Many sausage rolls, Swiss rolls, biscuits and croissants will start tasting different as bakeries deal with a 30 per cent increases in the cost of butter.
The value of dairy exports to China in 2016-17 was about $403 million, up from $144m five years prior.
IBISWorld figures also reveal China is taking 67 per cent of Australia’s $45m infant formula export market, compared to 26 per cent five years ago.
IBISWorld senior analyst Sam Johnson said there is a link between the China’s insatiable demand for infant baby formula and the price of our butter.
“Many dairy processors have diverted production towards more value-added products that attract a premium, including cheese, cream and, to a somewhat lesser extent, proteins and infant formulas,” he said.
“So, rising production of higher priced dairy products has reduced butter supply, contributing to higher butter prices.
“Despite high butter prices, many Australian dairy processors have yet to respond with significantly higher output, instead continuing to channel milk into production of value-added products.”
Unable to increase their prices, many bakeries are instead mixing margarine into the formula they use to make baked goods.
The continued decline in skim milk consumption, extreme weather events and dairy producers’ desire to sell value-added premium products have all contributed to spread hip pocket pain across the country.
Essence Patisserie owner Brendan Giardina said he has already tested croissants, sausage rolls, shortbreads and lemon tarts using butter substitutes such as margarine.
“By using half butter and half (butter) substitute you get about 70 per cent of the original flavour,” the Rouse Hill businessman told The Sunday Telegraph.

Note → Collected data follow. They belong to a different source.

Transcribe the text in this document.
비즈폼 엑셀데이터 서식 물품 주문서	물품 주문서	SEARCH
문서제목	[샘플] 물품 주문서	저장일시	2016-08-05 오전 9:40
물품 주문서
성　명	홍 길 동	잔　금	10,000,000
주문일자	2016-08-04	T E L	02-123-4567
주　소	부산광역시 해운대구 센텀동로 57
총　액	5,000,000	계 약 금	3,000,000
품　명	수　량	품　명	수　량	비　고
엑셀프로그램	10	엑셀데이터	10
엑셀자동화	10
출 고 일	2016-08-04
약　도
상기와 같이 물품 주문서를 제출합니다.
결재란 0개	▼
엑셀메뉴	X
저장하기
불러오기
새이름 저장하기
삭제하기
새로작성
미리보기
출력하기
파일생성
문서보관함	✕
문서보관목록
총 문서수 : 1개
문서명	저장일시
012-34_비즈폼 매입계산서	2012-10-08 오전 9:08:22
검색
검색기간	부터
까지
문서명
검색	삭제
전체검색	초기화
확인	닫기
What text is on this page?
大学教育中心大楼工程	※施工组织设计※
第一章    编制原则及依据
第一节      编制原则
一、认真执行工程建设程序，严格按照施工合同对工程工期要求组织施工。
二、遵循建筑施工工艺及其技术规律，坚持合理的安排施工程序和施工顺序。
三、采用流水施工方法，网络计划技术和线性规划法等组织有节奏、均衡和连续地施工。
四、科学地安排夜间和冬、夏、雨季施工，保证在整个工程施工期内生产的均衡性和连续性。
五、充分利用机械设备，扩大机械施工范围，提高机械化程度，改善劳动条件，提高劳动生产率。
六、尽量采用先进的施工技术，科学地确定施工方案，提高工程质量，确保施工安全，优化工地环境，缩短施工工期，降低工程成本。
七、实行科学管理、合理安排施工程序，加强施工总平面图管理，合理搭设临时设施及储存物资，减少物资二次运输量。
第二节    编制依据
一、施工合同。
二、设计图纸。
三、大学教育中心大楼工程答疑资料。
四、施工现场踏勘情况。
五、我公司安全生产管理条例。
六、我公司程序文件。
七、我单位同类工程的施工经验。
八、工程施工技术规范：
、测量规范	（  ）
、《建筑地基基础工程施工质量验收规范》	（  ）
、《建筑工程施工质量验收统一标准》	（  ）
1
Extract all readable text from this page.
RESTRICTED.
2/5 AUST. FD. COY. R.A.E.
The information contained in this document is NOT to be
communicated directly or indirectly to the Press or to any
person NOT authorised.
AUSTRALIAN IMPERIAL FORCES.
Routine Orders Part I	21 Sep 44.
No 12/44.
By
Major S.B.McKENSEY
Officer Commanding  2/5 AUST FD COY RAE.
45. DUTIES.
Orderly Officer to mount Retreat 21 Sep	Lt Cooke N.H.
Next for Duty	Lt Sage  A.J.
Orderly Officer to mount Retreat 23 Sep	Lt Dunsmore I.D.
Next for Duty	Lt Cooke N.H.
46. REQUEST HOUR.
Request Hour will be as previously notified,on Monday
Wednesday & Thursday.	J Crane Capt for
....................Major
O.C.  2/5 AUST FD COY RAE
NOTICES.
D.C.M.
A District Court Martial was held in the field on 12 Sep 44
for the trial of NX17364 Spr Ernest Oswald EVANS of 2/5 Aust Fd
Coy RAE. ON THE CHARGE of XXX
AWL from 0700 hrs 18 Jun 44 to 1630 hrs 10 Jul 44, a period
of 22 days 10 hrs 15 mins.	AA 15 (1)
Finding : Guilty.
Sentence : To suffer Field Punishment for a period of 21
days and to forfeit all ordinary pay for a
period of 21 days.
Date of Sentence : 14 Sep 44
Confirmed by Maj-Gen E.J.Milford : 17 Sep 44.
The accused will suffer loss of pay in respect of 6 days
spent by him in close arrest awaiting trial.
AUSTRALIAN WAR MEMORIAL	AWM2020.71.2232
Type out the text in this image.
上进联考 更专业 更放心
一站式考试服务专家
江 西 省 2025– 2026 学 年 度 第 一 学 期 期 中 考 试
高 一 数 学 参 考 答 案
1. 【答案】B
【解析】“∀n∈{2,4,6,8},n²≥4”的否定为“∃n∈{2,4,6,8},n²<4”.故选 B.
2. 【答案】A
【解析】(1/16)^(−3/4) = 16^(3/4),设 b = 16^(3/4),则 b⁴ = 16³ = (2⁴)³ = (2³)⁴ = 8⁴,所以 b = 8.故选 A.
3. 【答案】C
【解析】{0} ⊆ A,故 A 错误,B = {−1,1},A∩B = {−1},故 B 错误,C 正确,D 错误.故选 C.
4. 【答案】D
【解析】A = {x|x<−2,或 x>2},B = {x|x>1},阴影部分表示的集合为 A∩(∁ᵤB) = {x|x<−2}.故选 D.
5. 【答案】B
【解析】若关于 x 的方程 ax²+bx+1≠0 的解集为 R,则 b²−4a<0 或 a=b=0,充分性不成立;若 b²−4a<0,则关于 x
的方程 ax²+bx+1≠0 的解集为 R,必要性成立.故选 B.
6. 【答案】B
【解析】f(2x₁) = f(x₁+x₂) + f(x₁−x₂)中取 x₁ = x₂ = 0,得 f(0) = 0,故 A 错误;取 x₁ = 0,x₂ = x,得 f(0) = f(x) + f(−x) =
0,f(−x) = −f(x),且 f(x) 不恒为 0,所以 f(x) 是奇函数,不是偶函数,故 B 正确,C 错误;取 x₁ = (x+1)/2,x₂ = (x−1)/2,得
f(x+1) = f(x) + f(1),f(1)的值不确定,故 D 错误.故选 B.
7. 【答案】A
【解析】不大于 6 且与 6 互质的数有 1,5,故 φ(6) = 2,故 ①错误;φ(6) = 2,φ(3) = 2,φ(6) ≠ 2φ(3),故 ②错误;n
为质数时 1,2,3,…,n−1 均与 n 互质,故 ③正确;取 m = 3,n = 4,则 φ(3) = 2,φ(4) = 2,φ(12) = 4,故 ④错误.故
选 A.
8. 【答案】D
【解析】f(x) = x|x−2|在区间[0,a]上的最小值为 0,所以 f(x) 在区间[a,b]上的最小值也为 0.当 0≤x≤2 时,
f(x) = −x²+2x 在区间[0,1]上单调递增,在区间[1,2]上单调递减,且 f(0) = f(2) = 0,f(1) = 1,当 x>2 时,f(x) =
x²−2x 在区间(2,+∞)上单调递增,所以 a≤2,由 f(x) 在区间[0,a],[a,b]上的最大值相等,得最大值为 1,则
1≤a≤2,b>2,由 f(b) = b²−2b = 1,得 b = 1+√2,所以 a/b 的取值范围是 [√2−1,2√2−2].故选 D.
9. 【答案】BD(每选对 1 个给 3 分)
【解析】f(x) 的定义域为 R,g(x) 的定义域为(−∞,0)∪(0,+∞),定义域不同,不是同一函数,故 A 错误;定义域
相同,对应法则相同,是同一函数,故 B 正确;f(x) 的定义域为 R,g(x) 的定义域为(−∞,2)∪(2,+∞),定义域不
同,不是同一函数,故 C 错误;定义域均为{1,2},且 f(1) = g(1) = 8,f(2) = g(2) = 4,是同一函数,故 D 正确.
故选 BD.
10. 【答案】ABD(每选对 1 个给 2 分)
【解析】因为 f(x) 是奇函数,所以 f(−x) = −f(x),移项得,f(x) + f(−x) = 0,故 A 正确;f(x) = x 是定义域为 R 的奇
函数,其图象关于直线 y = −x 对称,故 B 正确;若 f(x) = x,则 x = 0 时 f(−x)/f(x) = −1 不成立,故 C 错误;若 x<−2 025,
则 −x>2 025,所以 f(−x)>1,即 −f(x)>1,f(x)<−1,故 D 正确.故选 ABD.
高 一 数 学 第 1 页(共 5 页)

“If there is another price rise before Christmas, which there is likely to be, then we will switch to using butter substitutes.
“Otherwise we would have to increase the price. I would prefer to sell more at the same price rather than put the price up and sell less.
“We are a family-orientated area so we don’t want to put the price up.”
Parramatta’s T & J Bakery Cake Shop manger Grace Zhou has already included margarine in their baked goods, saying customers would not tolerate even a $1 increase in price.
The Sunday Telegraph has spoken to two other Sydney bakeries which are doing the same.
The pain is also hitting restaurateurs like French-born chef Guillaume Brahimi.
The Guillaume Paddington owner goes through 100kg of butter a week and said price are going beyond.
Mr Brahimi ruled out cooking with margarine, saying he is looking at alternative ways to recoup his losses.
“Forget about North Korea, there is a butter shortage in France and beyond,” he said.
“We are giving butter away when people arrive. Maybe we need to start charging for it.”
The price of butter on supermarket shelves has increased 30 per cent in the past 12 months, according to industry body Dairy Australia.